Entrevista: Malena Muyala

por Nathália Pandeló

A julgar pelo número de presentes na última sexta-feira no Theatro Dom Pedro, os menos informados diriam que se apresentaria ali alguém de renome nacional. No entanto, Malena Muyala, cantora uruguaia de tango, nunca havia se apresentado no país. Conhecida no circuito de tango, a intérprete já foi eleita a “Mulher do Ano” em seu país, além de receber disco de ouro por seus três trabalhos (lançados apenas no Uruguai e na Argentina), e veio a Petrópolis como parte do 10º Festival de Inverno de Petrópolis, promovido pela Dell’Arte.

Do início ao fim da apresentação, o público parecia encantado, hipnotizado pela voz da cantora. Não era raro ouvir comentários de surpresa – “Novinha ela, não?” – e admiração – “Que voz!” – vindos da plateia, predominantemente de meia-idade e idosa. Porém, não seria preciso entrar no teatro para perceber o quanto o público gostou da apresentação – do lado de fora se via a fila formada para comprar os raros CDs da cantora, que se esgotaram minutos após o fim do show.

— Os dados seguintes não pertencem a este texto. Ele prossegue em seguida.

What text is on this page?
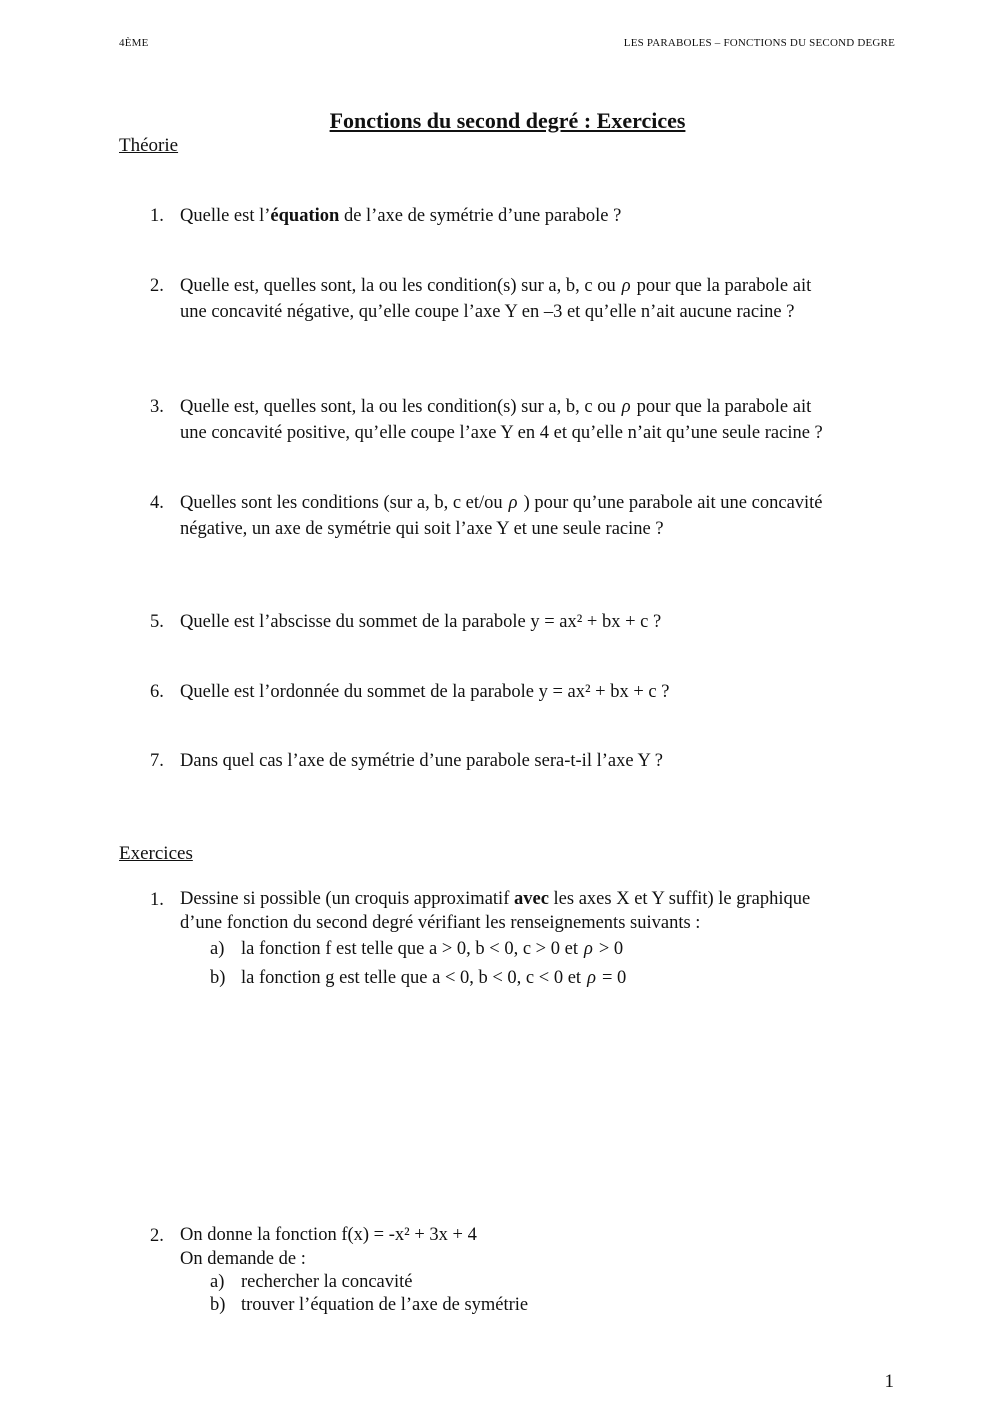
4ÈME	LES PARABOLES – FONCTIONS DU SECOND DEGRE
Fonctions du second degré : Exercices
Théorie
1. Quelle est l’équation de l’axe de symétrie d’une parabole ?
2. Quelle est, quelles sont, la ou les condition(s) sur a, b, c ou ρ pour que la parabole ait
une concavité négative, qu’elle coupe l’axe Y en –3 et qu’elle n’ait aucune racine ?
3. Quelle est, quelles sont, la ou les condition(s) sur a, b, c ou ρ pour que la parabole ait
une concavité positive, qu’elle coupe l’axe Y en 4 et qu’elle n’ait qu’une seule racine ?
4. Quelles sont les conditions (sur a, b, c et/ou ρ ) pour qu’une parabole ait une concavité
négative, un axe de symétrie qui soit l’axe Y et une seule racine ?
5. Quelle est l’abscisse du sommet de la parabole y = ax² + bx + c ?
6. Quelle est l’ordonnée du sommet de la parabole y = ax² + bx + c ?
7. Dans quel cas l’axe de symétrie d’une parabole sera-t-il l’axe Y ?
Exercices
1. Dessine si possible (un croquis approximatif avec les axes X et Y suffit) le graphique
d’une fonction du second degré vérifiant les renseignements suivants :
a) la fonction f est telle que a > 0, b < 0, c > 0 et ρ > 0
b) la fonction g est telle que a < 0, b < 0, c < 0 et ρ = 0
2. On donne la fonction f(x) = -x² + 3x + 4
On demande de :
a) rechercher la concavité
b) trouver l’équation de l’axe de symétrie
1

Embora cansada da viagem e da rotina de entrevistas durante o dia, a cantora gentilmente recebeu o Acontece em Petrópolis em seu camarim após a apresentação. E mostrou, com simpatia e graça, porque é tão querida pelos uruguaios.

Nós, brasileiros, não conhecemos muito bem o tango, e o pouco que conhecemos vem da Argentina. Há diferença entre o tango argentino e o uruguaio?
A princípio, quando se começou a compor tango – estamos falando do fim de 1800 ao início de 1900 – não havia diferença entre a música feita em Montevidéu e a feita em Buenos Aires. É uma música que surge basicamente em cidades portuárias, onde havia muitos imigrantes, como espanhóis e italianos, que deixavam ali sua cultura. Mas é uma música dos bairros, dos lados pobres e humildes das cidades. A princípio não havia tanta diferença entre o que se compunha em Buenos Aires e Montevidéu. Porém, surgiu a dança. Na Argentina a dança de tango é muito mais exuberante, com a mulher ao centro. E o tango dançado “à la uruguaia”, como se diz, é um tango mais do casal, mais introvertido. É para o casal, íntimo, e não para que os outros vejam. E, ao longo da história, há muitos compositores argentinos que compõem com uruguaios. Astor Piazzolla, argentino, a maioria de suas letras quem escrevia era Horacio Ferrer, que era uruguaio. Então há muitas composições em conjunto. “La Comparsita”, por exemplo, que é um tango muito famoso, é uruguaio. A Argentina se apresenta ao mundo com “La Comparsita”. A diferença entre Uruguai e Argentina é que a Argentina é muito maior, tem mais cantores e é mais conhecida mundialmente. Essencialmente, se pode dizer que não há grandes diferenças, a não ser na dança. Mas se faz muito em conjunto, com compositores de um lado e do outro.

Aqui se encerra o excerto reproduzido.